The foregoing provisions of our Articles and Bylaws are intended to prevent inequitable shareholder treatment in a two-tier takeover. These provisions are also intended to reduce the possibility that a third party could effect a sudden or surprise change in majority control of the board of directors without the support of the incumbent board of directors, even if such a change were desired by or would be beneficial to a majority of our shareholders. As a result, such provisions may have the effect of discouraging certain unsolicited offers for our capital stock.

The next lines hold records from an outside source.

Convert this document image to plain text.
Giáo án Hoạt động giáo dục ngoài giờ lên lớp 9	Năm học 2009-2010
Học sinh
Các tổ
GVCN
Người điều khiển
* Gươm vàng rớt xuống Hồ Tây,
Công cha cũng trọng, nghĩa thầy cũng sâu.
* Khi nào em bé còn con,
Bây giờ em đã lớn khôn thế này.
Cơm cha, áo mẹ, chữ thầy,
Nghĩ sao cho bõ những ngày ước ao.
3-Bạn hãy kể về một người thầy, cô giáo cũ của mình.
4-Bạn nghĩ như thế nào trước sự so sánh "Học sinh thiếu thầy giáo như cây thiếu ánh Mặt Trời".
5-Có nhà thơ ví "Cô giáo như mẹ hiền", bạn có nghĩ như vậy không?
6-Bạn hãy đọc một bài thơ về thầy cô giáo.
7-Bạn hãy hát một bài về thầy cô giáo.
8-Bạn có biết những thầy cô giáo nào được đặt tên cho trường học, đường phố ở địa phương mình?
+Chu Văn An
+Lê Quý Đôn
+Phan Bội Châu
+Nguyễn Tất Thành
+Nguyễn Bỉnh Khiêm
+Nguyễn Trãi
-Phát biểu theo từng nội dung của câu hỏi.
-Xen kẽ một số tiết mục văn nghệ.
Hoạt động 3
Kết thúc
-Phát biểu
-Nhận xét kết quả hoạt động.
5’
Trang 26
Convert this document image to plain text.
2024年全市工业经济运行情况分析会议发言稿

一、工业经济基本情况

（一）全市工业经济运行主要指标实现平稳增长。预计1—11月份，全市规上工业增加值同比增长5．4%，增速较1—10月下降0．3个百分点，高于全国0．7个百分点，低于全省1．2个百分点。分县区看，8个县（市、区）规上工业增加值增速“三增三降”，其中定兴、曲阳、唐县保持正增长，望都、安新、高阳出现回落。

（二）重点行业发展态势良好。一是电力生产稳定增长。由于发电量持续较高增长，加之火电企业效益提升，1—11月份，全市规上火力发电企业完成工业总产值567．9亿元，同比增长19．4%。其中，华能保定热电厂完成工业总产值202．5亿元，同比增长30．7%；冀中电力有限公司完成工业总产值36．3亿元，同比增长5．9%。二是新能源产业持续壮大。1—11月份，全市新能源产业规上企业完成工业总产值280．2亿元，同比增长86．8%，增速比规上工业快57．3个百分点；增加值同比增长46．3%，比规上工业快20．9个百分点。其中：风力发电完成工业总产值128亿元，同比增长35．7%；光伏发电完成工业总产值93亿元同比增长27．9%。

Limitations of Liability and Indemnification Matters
Article 10 of the Virginia Stock Corporation Act allows, in general, for indemnification, in certain circumstances, by a corporation of any person threatened with or made a defendant or respondent in any action, suit, or proceeding by reason of the fact that he or she is, or was, a director or officer of such corporation if the director or officer meets certain conditions of conduct. Indemnification is also authorized with respect to a criminal action or proceeding where the person had no reasonable cause to believe that his conduct was unlawful. Article 9 of the Virginia Stock Corporation Act provides limitations on damages payable by officers and directors, except in cases of willful misconduct or knowing violation of criminal law or any federal or state securities law, including insider trading or market manipulation.
Article VIII of the Articles provides for mandatory indemnification of any director or officer of the Company who is, was or is threatened to be made a party to any proceeding by reason of the fact that such person is or was a director or officer of the Company against all liabilities and expenses incurred in the proceeding. However, the director or officer will not be indemnified for such liabilities and expenses as are incurred because of such director’s or officer’s willful misconduct or knowing violation of the criminal law.
Article IX of the Articles provide that in every instance permitted under the Virginia Stock Corporation Act in effect from time to time, a director or officer will be protected from liability to the Company or its shareholders for any monetary damages.
We maintain a standard policy of officers’ and directors’ liability insurance.
Insofar as indemnification for liabilities arising under the Securities Act of 1933, as amended (the “Securities Act”) may be permitted to directors, officers or persons controlling Universal pursuant to the foregoing provisions, Universal has been advised that in the opinion of the Securities and Exchange Commission such indemnification is against public policy as expressed in the Securities Act and is, therefore, unenforceable.